Diagnosis relies on that clinical picture of itching combined with a blood test measuring total serum bile acids. A level at or above 10 micromol/L is the standard diagnostic threshold, and this test is both 91% sensitive and 93% specific for ICP. Liver enzymes (ALT and AST) are often mildly elevated but typically stay within twice the normal range for pregnancy.
Why Bile Acid Levels Matter
Not all ICP carries the same level of risk. Doctors classify severity based on how high your bile acid levels climb, and this directly affects what happens next in your care.
- Mild ICP (10 to 39 micromol/L): The most common form. The risk of serious complications is relatively low, and pregnancy can often continue to 39 weeks or beyond after weighing the benefits and risks.
- Severe ICP (40 to 99 micromol/L): Carries a meaningfully higher risk of preterm birth and stillbirth.

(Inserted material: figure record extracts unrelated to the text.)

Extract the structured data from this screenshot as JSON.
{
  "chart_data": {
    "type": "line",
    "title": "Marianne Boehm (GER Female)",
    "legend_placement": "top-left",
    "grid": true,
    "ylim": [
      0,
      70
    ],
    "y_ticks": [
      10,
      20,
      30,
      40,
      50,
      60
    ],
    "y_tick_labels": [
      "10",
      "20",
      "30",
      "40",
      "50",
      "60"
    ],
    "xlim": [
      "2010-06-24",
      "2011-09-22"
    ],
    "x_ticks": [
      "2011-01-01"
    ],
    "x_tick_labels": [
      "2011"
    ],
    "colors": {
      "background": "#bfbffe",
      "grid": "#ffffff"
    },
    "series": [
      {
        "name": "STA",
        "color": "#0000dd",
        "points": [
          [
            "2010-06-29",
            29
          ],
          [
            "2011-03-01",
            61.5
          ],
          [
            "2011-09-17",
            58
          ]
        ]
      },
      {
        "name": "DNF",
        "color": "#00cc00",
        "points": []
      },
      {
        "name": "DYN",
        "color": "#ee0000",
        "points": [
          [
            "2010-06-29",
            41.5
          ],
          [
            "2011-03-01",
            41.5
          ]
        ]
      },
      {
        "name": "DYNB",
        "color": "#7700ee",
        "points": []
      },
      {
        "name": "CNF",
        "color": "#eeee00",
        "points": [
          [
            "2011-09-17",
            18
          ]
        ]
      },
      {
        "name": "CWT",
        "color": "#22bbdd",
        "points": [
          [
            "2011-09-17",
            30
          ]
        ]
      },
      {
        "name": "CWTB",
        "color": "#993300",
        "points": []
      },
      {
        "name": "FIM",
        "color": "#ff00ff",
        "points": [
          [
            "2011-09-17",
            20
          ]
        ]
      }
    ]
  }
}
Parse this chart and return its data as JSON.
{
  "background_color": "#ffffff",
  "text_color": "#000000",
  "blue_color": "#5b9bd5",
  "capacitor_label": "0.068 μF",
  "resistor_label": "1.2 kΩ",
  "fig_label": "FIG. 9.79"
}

Guidelines recommend planning delivery between 36 and 38 weeks.
- Extremely severe ICP (100 micromol/L or above): The risk of stillbirth rises significantly. Delivery at 36 weeks is recommended, and earlier delivery may be considered if symptoms are uncontrolled, liver function is worsening, or there’s a prior history of ICP-related stillbirth.
The relationship between bile acid levels and fetal risk is dose-dependent: the higher the levels, the greater the concern. A large 2019 meta-analysis found that the risk of stillbirth is primarily elevated in those with levels above 100 micromol/L, which has helped reassure patients with milder forms that their risk, while real, is much lower.
Risks to the Baby
ICP has been associated with preterm birth (both spontaneous and medically induced), meconium-stained amniotic fluid, signs of fetal distress, and stillbirth. The stillbirth risk is the most concerning and is the main reason doctors monitor bile acid levels closely and plan earlier delivery when levels are high. The risk is highest after 37 weeks in unmanaged cases, which is why timing of delivery is such a central part of ICP care.
Treatment and What to Expect
The primary medication used for ICP is ursodeoxycholic acid (often called “urso” or UDCA), a bile acid that helps reduce the load of toxic bile acids in your bloodstream. Its effect on itching is modest. Studies show it reduces pruritus scores, but not always to a degree that feels dramatically better. Where it appears more impactful is in reducing the combined risk of stillbirth and preterm birth. One analysis found that for every 15 women treated with UDCA, one case of stillbirth or preterm birth was prevented.
Beyond medication, the cornerstone of management is regular monitoring of bile acid levels and planning the timing of delivery based on severity. If you’re diagnosed with ICP, expect more frequent blood draws and closer fetal monitoring in the final weeks of pregnancy. The itching itself resolves rapidly after delivery, typically within days.
Recurrence in Future Pregnancies
If you’ve had ICP once, there’s a substantial chance it will return. Reported recurrence rates range from 40% to 90% in the medical literature. A recent study of 104 patients with ICP found that 44% experienced it again in a subsequent pregnancy. This means that while recurrence is common, it’s not inevitable. Some women have ICP in one pregnancy and not the next, and severity can differ between pregnancies. Knowing your history allows your care team to start monitoring bile acids earlier in future pregnancies, often catching it sooner if it does return.